Question

An 30-turn coil has square loops measuring 0.341 m along a side and a resistance of 3.61 Ω. It is placed in a magnetic field that makes an angle of 37.5° with the plane of each loop. The magnitude of this field varies with time according to B = 1.45t^3, where t is measured in seconds and B in teslas.

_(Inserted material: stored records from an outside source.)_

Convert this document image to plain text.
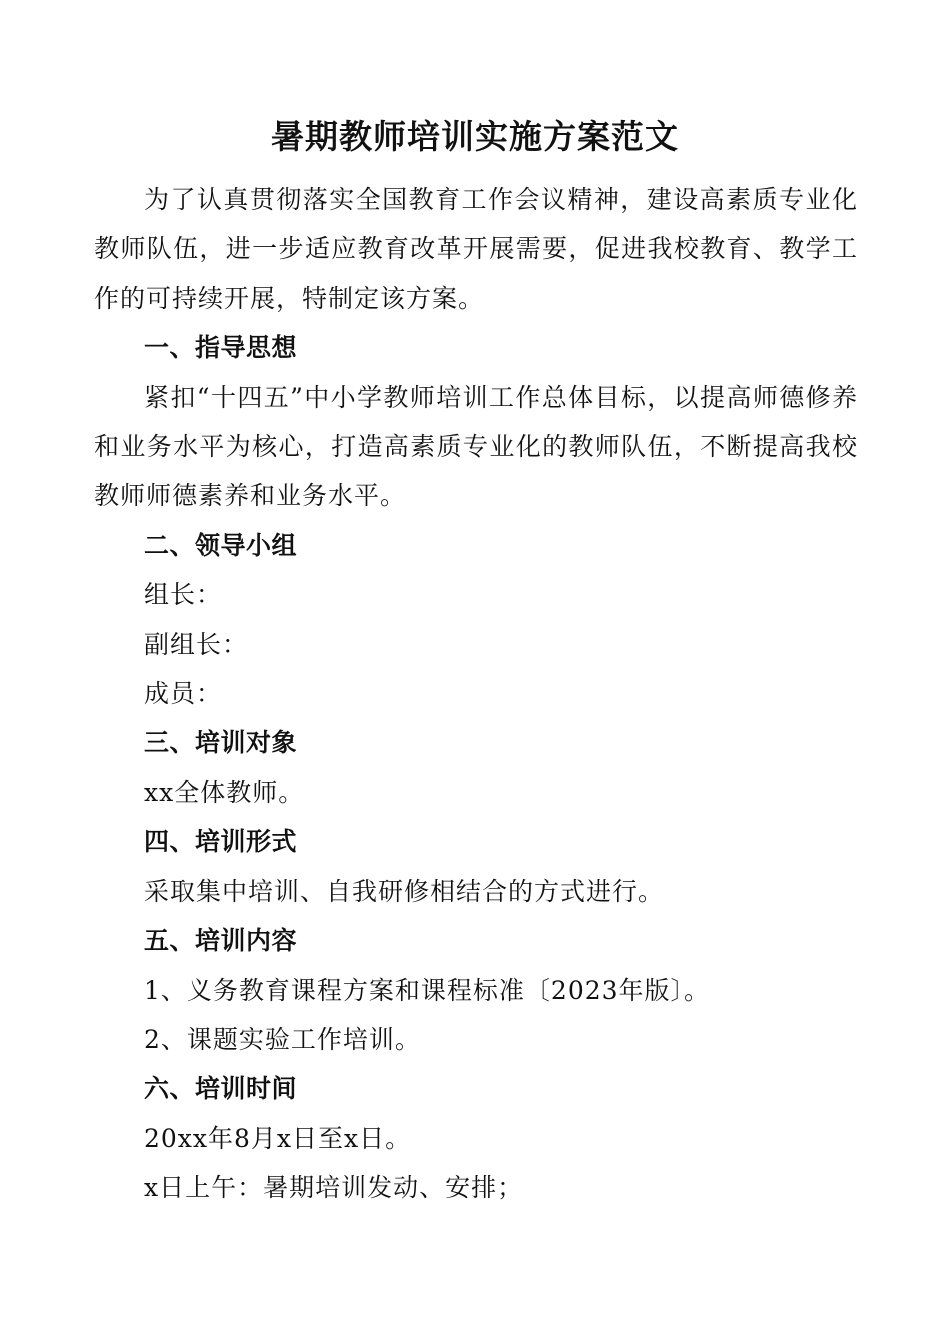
暑期教师培训实施方案范文

为了认真贯彻落实全国教育工作会议精神，建设高素质专业化教师队伍，进一步适应教育改革开展需要，促进我校教育、教学工作的可持续开展，特制定该方案。

一、指导思想

紧扣“十四五”中小学教师培训工作总体目标，以提高师德修养和业务水平为核心，打造高素质专业化的教师队伍，不断提高我校教师师德素养和业务水平。

二、领导小组

组长：

副组长：

成员：

三、培训对象

xx全体教师。

四、培训形式

采取集中培训、自我研修相结合的方式进行。

五、培训内容

1、义务教育课程方案和课程标准〔2023年版〕。

2、课题实验工作培训。

六、培训时间

20xx年8月x日至x日。

x日上午：暑期培训发动、安排；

What is the induced current in the coil at t = 1.73 s?

Answer 1

Answer:

Thus, the induced current in the coil at $t =1.73s$ is 9.98 A.

Explanation:

Faraday's law says

$\varepsilon = N \frac{d \Phi_B}{dt}$

where $N$ is the number of turns and $\Phi_B$ is the magnetic flux through the square coil:

Now,

$N = 30$

$\theta = 37.5^o$

$A = (0.341m)^2= 0.11623m^2$

$B = 1.45t^3$;

therefore,

$\varepsilon = N \frac{d \Phi_B}{dt} = N\frac{d ( BA\:cos(\theta))}{dt} = 30*\frac{d ( (1.45t^2)(0.1163)\:cos(37.5^o))}{dt}$

$=30*(0.1163)\:cos(37.5^o)*1.45*\dfrac{d ( t^3)}{dt} = 12.04t^2$

$\boxed{\varepsilon = 12.04t^2}$

is the emf induced in the coil.

Now, the loop is connected to $R = 3.61\Omega$ resistance; therefore, at $t = 1.73s$

$\varepsilon = RI = 12.04t^2$

$RI = 12.04(1.73)^2$

$RI = 36.03$

$I = \dfrac{36.03}{3.61\Omega }$

$\boxed{I = 9.98A }$

Thus, the current in the coil at $t =1.73s$ is 9.98 A.